CONICET | Buscador de Institutos y Recursos Humanos

It has been previously described that transgenic female mice overexpressing b subunit of human chorionic gonadotropin (hCGb+), exhibited elevated levels of hCG, developed hyperprolactinemia, infertility and obesity with presence of abdominal fat at adulthood. These transgenic females presented with alterations on glucidic and lipidic metabolism, with elevated basal insulinemia and serum triglycerides. The aim of this study was to analyze the influence of hyperprolactinemia on the metabolic disturbances described in this model. To this end, the dopamine agonist, cabergoline (500 µg/kg; vía i.p.) was administrated to 5-week-old transgenic female mice every other day during a week (hCGb+cab). At 6 month of age intraperitoneal glucose tolerance test (IGTT) and Intraperitoneal insulin tolerance test (ITT) were performed in mice fasted for 6 and 4 hr respectively.
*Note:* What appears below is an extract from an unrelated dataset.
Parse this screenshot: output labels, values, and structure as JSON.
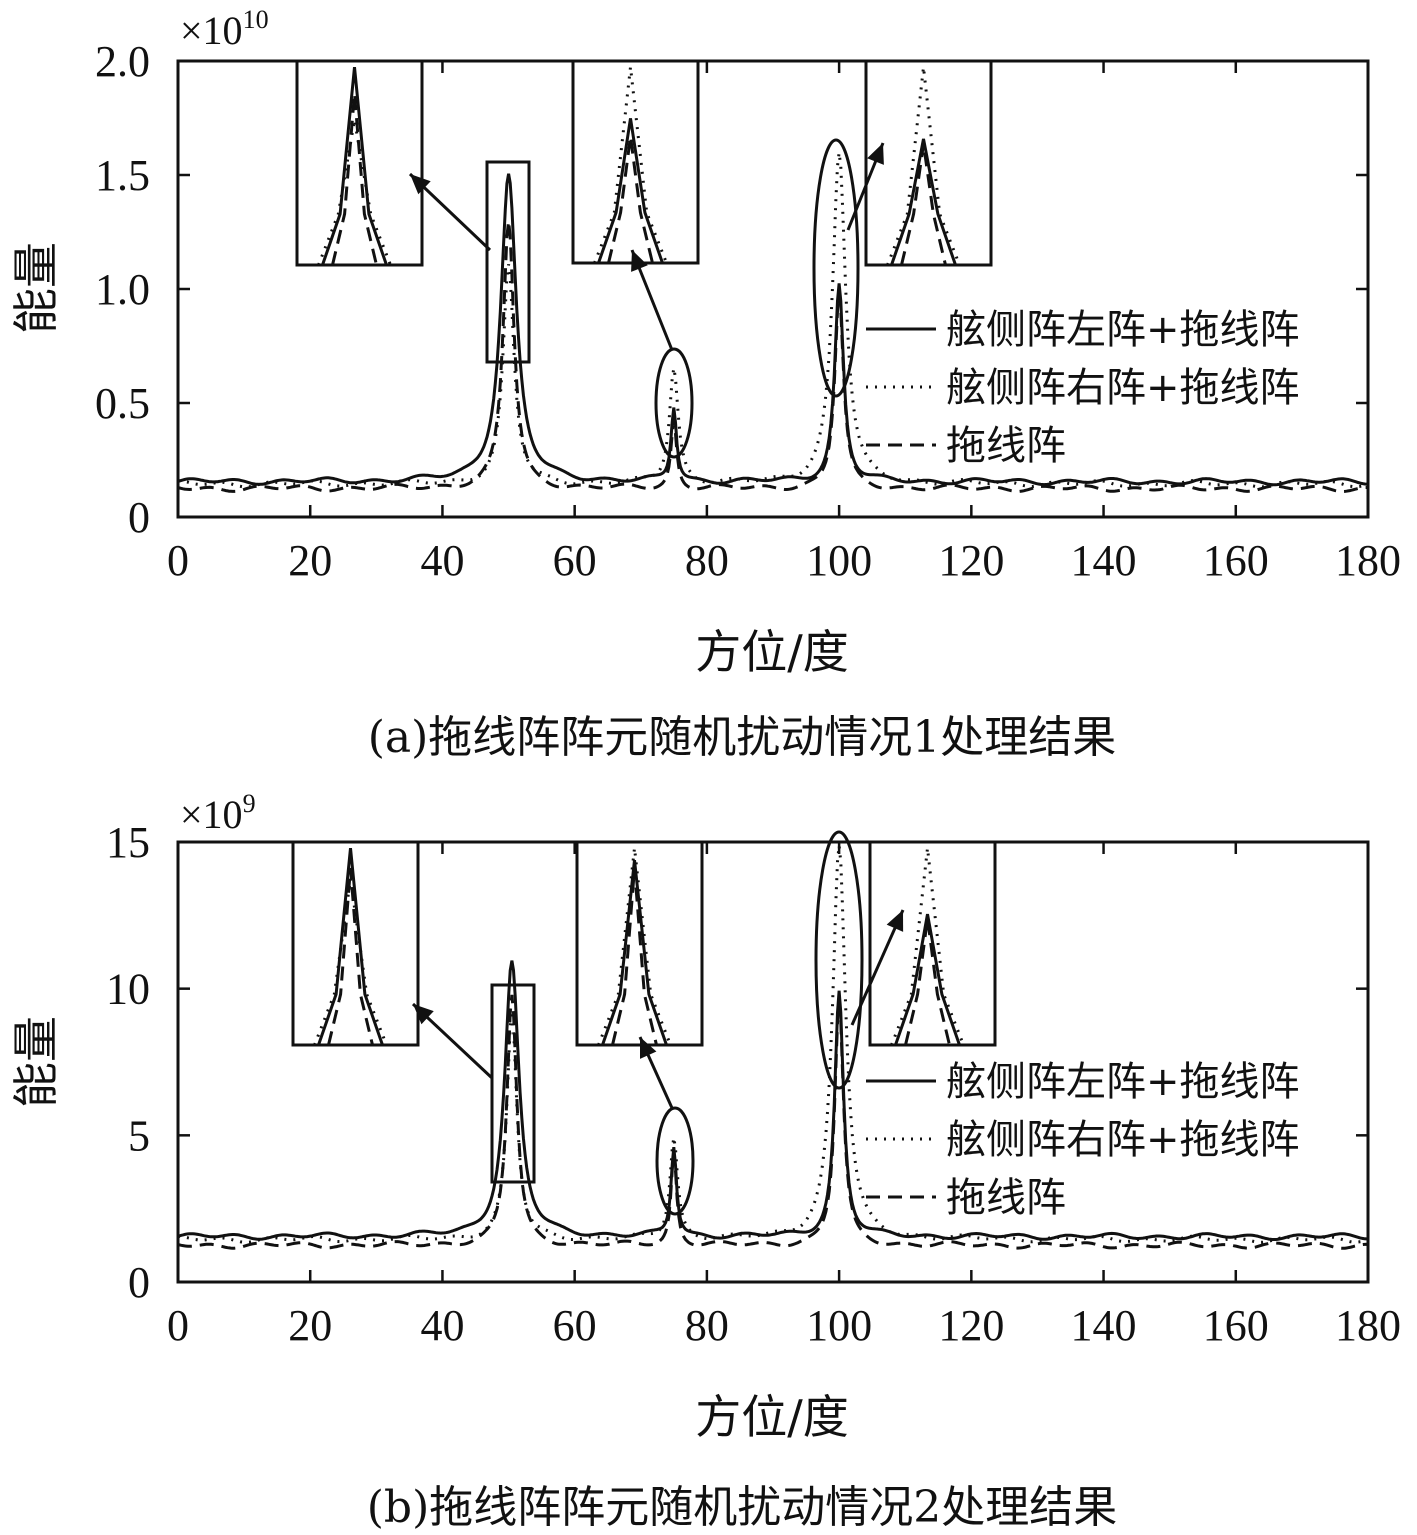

With respect to IGTT 2 g/kg of glucose were injected (i.p.), whereas 0,75 UI/kg of insulin (i.p.) were injected for ITT; then, serum glucose levels were determined at 0, 30, 60 and 90 minutes post-injection. Cabergoline treatment produce a partial recovery of IGTT and a full prevention of insulin resistance on transgenic females (p<0,001). Besides, a significant decrease in serum insulin and triglycerides levels in hCGb+cab respect to control hCGb+ females was observed. On the other hand, pancreatic genic expression of preproinsulin (Ins-1, Ins-2) and glucagon (Gcg) was analyze by quantitative Real Time PCR. hCGb+cab females presented with a significant decrease in Ins-1 e Ins-2 gene expression levels in comparison to hCGb+ females (p<0,05), and no changes in expression levels of Gcg were observed. In conclusion, cabergoline treatment was able to reverse metabolic disturbances observed in transgenic females hypersecreting hCG, thus demonstrating a key role of hyperprolactinemia on the transgenic phenotype.